RuzTEE images
Clone the repository:
git clone --recursive https://github.com/Zondax/buildroot-zondax.git
cd buildroot-zondax
if you forgot to add --recursive
then:
git submodule update --recursive
git submodule init
Generating Keys
Command | Description |
---|---|
make genkeys-optee |
Generates OPTEE keys(stm/imx) |
make genkeys-uboot |
Generates UBOOT keys(stm) |
make genkeys-tfa |
Generates TFA keys(stm) |
make genkeys |
Generates all keys |
These keys will be generated and placed in the corresponding directories (relative to this file), only if there are not keys.

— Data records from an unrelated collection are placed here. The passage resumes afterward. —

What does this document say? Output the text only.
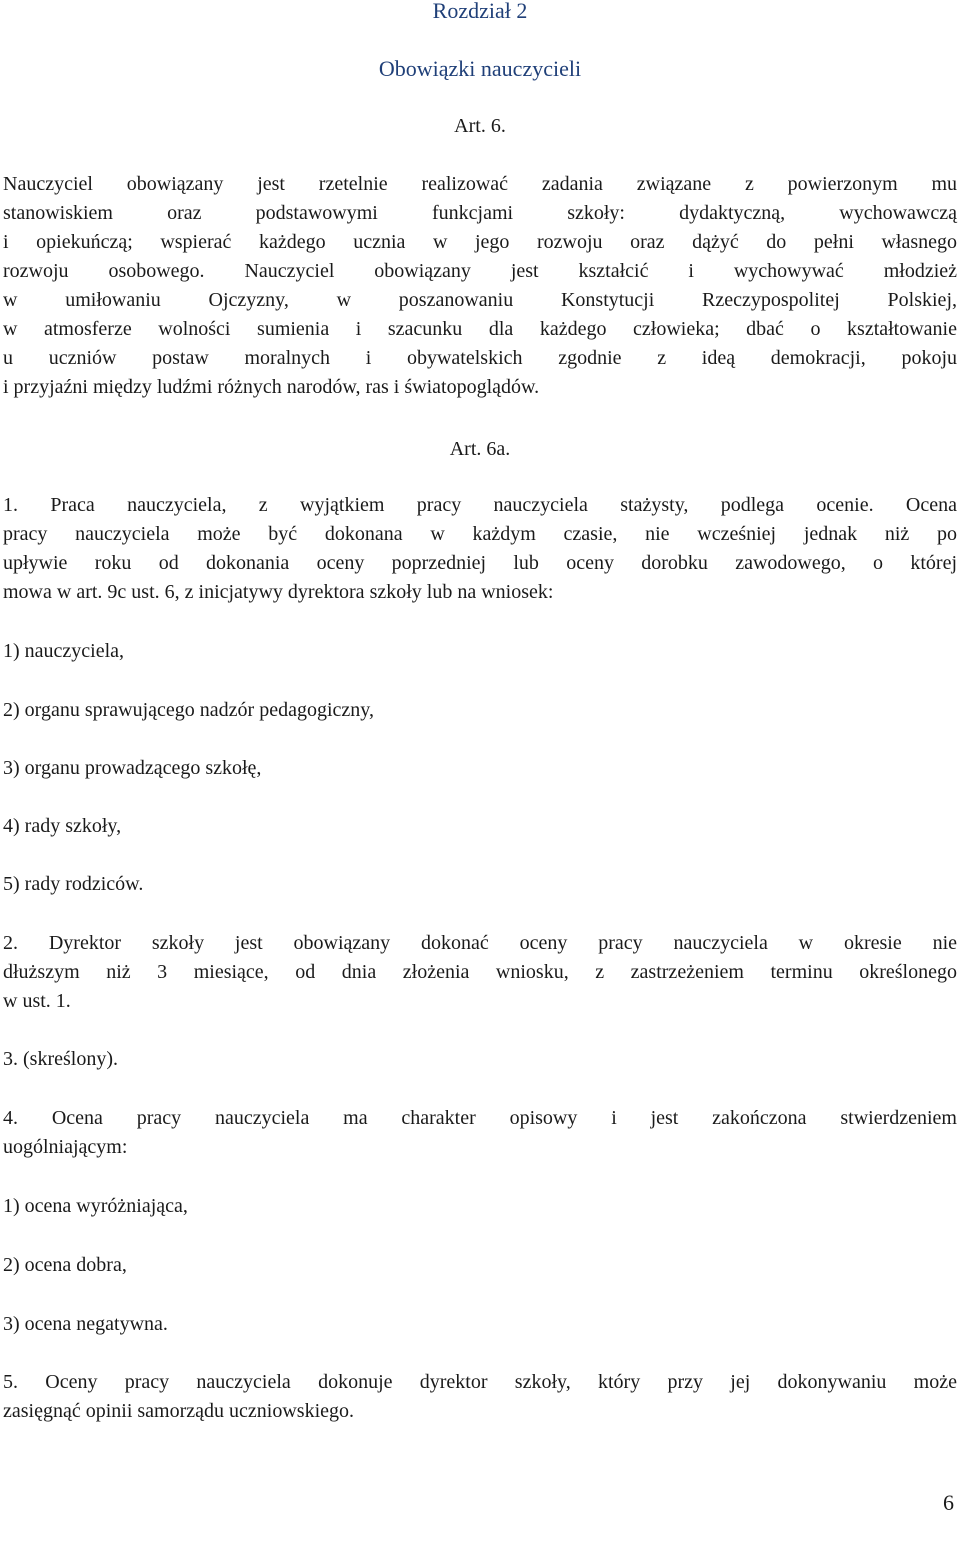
Rozdział 2
Obowiązki nauczycieli
Art. 6.
Nauczyciel obowiązany jest rzetelnie realizować zadania związane z powierzonym mu
stanowiskiem oraz podstawowymi funkcjami szkoły: dydaktyczną, wychowawczą
i opiekuńczą; wspierać każdego ucznia w jego rozwoju oraz dążyć do pełni własnego
rozwoju osobowego. Nauczyciel obowiązany jest kształcić i wychowywać młodzież
w umiłowaniu Ojczyzny, w poszanowaniu Konstytucji Rzeczypospolitej Polskiej,
w atmosferze wolności sumienia i szacunku dla każdego człowieka; dbać o kształtowanie
u uczniów postaw moralnych i obywatelskich zgodnie z ideą demokracji, pokoju
i przyjaźni między ludźmi różnych narodów, ras i światopoglądów.
Art. 6a.
1. Praca nauczyciela, z wyjątkiem pracy nauczyciela stażysty, podlega ocenie. Ocena
pracy nauczyciela może być dokonana w każdym czasie, nie wcześniej jednak niż po
upływie roku od dokonania oceny poprzedniej lub oceny dorobku zawodowego, o której
mowa w art. 9c ust. 6, z inicjatywy dyrektora szkoły lub na wniosek:
1) nauczyciela,
2) organu sprawującego nadzór pedagogiczny,
3) organu prowadzącego szkołę,
4) rady szkoły,
5) rady rodziców.
2. Dyrektor szkoły jest obowiązany dokonać oceny pracy nauczyciela w okresie nie
dłuższym niż 3 miesiące, od dnia złożenia wniosku, z zastrzeżeniem terminu określonego
w ust. 1.
3. (skreślony).
4. Ocena pracy nauczyciela ma charakter opisowy i jest zakończona stwierdzeniem
uogólniającym:
1) ocena wyróżniająca,
2) ocena dobra,
3) ocena negatywna.
5. Oceny pracy nauczyciela dokonuje dyrektor szkoły, który przy jej dokonywaniu może
zasięgnąć opinii samorządu uczniowskiego.
6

The keys for the iMX8MMevk are generated by the build process.
and placed in the corresponding directory.
Keys | Description |
---|---|
OPTEE | ./keys/optee_keys |
UBOOT | ./keys/uboot_keys |
TFA | ./keys/tfa_keys |
you can also use make showkeys
to list the existing keys and locations
Building
This repository contains three different configurations
Qemu
make zondaxtee_qemu_defconfig
make
to start Qemu, you should run
make start-qemu-host
To exit, you can use CTRL+A X
iMX8MMevk
make zondaxtee_imx8mmevk_defconfig
make
STM32MP157
BUILDROOT=st make zondaxtee_stm32mp157_dk2_defconfig
BUILDROOT=st make
Signing images
The images are signed by default, the last step is to burn the corresponding keys on each board(stm/imx) and close the device, so that it only boots images that were signed with the keys created above. This step is very sensitive so refer to our web documentation for more detail on how to do that.